Thursday, November 15, 2012

Sermon 6: Ain't no use jivin'

Broken lines, broken strings
Broken threads, broken springs
Broken idols, broken heads
People sleeping in broken beds
Ain't no use jivin', ain't no use jokin'
Everything is broken

- "Everything Is Broken," by Bob Dylan

Luther giving Holy Communion
"This food demands a hungering and longing man, for it delights to enter a hungry soul, which is constantly battling with its sins and eager to be rid of them. 
"He who is not thus prepared should abstain for a while from this sacrament, for this food will not enter a sated and full heart, and if it comes to such a heart, it is harmful. Therefore, if we think upon and feel within us such distress of conscience and the fear of a timid heart, we shall come with all humbleness and reverence and not run to it brashly and hastily, without all fear and humility. So we do not always find that we are fit; today I have the grace and am fit for it, but not tomorrow. Indeed, it may be that for six months I may have no desire or fitness for it.... 
"...For this bread is a comfort for the sorrowing, a healing for the sick, a life for the dying, a food for all the hungry, and a rich treasure for all the poor and needy." 
- Sixth Invocavit Sermon
Having scolded the people of Wittenberg for rushing after new outward practices in the Lord's Supper as the sign of their freedom in Christ, in sermon six Luther turns to the heart of the matter: how should Christians conduct themselves at the Table?
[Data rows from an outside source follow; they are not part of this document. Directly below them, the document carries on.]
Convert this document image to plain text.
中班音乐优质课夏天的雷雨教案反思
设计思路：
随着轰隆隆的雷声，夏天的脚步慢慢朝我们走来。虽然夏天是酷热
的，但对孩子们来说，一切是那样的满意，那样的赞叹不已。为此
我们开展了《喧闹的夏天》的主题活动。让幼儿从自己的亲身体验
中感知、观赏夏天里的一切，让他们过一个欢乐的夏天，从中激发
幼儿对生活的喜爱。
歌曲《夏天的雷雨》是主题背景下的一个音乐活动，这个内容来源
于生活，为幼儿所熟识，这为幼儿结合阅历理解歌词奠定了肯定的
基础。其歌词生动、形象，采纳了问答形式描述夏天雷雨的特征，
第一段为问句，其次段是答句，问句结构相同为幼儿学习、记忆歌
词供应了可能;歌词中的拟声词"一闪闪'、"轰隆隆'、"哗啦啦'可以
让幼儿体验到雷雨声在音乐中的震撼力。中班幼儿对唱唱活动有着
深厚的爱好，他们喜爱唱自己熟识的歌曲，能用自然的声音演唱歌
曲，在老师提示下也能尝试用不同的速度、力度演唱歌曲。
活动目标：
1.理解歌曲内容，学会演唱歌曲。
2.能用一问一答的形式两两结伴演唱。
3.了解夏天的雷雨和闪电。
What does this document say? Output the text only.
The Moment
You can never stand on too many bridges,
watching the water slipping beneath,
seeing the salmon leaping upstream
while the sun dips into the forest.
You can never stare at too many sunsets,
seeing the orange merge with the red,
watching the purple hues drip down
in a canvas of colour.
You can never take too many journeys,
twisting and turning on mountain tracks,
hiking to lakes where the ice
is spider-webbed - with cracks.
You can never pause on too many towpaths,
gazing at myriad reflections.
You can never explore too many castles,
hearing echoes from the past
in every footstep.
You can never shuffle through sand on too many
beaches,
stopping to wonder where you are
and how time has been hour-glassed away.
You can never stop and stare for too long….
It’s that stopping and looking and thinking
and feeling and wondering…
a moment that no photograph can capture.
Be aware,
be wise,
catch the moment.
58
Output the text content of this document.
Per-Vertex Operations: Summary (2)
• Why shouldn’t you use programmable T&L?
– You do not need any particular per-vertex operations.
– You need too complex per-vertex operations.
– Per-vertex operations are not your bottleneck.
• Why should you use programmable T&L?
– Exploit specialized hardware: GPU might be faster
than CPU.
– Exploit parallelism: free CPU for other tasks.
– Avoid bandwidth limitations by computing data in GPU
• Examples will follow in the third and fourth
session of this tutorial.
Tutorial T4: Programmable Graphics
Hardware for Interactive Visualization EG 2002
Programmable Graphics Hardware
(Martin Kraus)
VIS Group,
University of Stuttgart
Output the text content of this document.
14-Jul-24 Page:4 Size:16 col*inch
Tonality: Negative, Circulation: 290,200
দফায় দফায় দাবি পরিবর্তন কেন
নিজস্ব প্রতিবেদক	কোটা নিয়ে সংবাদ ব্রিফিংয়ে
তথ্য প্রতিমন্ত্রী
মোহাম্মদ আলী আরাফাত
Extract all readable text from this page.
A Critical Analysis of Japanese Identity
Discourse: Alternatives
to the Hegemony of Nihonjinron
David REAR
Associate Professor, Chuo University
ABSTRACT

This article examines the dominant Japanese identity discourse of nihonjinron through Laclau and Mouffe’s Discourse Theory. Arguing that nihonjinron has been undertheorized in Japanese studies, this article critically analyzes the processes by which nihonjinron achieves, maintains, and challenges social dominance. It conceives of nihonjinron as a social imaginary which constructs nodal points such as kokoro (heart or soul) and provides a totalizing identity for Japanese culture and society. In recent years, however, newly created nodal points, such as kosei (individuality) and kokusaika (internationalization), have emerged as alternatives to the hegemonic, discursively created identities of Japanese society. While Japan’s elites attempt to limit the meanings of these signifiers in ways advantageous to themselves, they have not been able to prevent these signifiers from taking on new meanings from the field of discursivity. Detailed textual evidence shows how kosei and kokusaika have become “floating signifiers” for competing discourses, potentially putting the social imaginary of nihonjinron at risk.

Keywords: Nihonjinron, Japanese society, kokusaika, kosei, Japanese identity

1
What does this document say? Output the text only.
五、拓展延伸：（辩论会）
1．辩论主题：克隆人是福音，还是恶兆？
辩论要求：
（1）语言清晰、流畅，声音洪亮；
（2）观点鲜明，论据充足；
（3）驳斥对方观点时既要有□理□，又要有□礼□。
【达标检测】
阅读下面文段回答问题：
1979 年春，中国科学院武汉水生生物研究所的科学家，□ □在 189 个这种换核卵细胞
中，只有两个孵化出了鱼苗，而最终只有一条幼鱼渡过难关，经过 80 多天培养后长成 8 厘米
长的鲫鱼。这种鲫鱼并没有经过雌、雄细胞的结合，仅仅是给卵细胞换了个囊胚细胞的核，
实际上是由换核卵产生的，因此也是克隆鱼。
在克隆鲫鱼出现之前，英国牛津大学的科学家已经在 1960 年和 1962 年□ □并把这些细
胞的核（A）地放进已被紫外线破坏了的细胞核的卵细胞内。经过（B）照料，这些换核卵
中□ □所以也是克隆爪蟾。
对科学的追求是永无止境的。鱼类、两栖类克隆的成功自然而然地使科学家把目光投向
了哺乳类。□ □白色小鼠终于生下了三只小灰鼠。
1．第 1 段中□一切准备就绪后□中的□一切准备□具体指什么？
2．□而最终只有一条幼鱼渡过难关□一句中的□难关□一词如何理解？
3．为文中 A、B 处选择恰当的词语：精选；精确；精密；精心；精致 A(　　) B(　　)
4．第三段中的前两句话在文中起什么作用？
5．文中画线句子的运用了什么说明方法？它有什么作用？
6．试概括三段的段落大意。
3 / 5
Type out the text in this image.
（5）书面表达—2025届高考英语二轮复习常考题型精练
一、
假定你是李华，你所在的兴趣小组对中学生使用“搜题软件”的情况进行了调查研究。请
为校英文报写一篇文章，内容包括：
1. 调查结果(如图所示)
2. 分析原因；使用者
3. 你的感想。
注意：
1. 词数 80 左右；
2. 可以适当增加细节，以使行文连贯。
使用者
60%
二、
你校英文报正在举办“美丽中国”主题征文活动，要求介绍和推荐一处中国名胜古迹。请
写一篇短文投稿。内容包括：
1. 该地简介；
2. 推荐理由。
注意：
First, Luther said, it is not simply a matter of eating and drinking, but there must be faith which makes the reception worthy. "Christianity consists wholly in faith," affirmed the reformer.

This faith, he went on, must be the faith that Christ has taken our sins and reconciled us to God. A person with such faith can appear at the sacrament without fear.

If this is what coming to the Lord's Table is all about, he then argued, no human being has the right to make a universal law that everyone must partake of communion on a certain day because that person would have no way of knowing if faith is alive in each heart or not.

Those who have this faith are those who have felt "terrified and trembling" in heart because of not knowing where they stand with God. This creates a hunger to have someone stand before God on our behalf, one who can deal with our sins. "This food demands a hungering and longing man, for it delights to enter a hungry soul, which is constantly battling with its sins and eager to be rid of them."

Luther then suggested that people who are not thus prepared should abstain from the sacrament, even perhaps for as long as six months.

He concluded the sermon with a description of why the Lord's Supper was given. It is designed to comfort the sorrowing, heal the sick, give life to the dying, feed the hungry, and provide rich treasures to the poor. If we do not know ourselves in such a needy condition, why then come?

Ain't no use trying to jive God. He knows our hearts.

  • A pastor is called to help people deal directly with God. Pastor Luther is ultimately not concerned about whether people follow him, or Karlstadt, or Melanchthon, or any other person. His own experience and study of Scripture had shown him that each individual must face the issues of sin, forgiveness, and assurance. The Lord's Table is one of those settings in which these concerns become clear for people. It would be good for pastors to regularly clarify the importance of individual faith, even as we seek to build up congregational identity in our churches.
  • Be careful of becoming overly subjective. On the other hand, there is a way in which the things Luther talks about in this sermon can lead to an unhealthy subjectivity among our people. Luther's words can be misread to appear as though they are saying we must constantly feel a sense of deep guilt and shame about our sins before we are worthy to come to the Lord's Table. If we take this too far, we can have people depending on their own feelings and experiences rather than the objective Word of Christ and Sacrament. Luther is not so much urging that each worshiper must have a particular emotional experience here. That would be a work. Instead, he is clarifying the very meaning of the sacrament. It is bread for the hungry and drink for the thirsty. Those who do not grasp their need should not come. Why would they want to?
  • Tearing down and building up. It is significant that this sermon comes right after Pastor Luther gave the congregation a tongue lashing about their enthusiasm for external practices. Immediately after wounding them, he provides healing instruction. After tearing down their false ideas, he quickly rebuilds an evangelical vision and understanding of what the Lord's Supper is all about. He doesn't leave them lying low in the dust. He goes directly from rebuke to edification.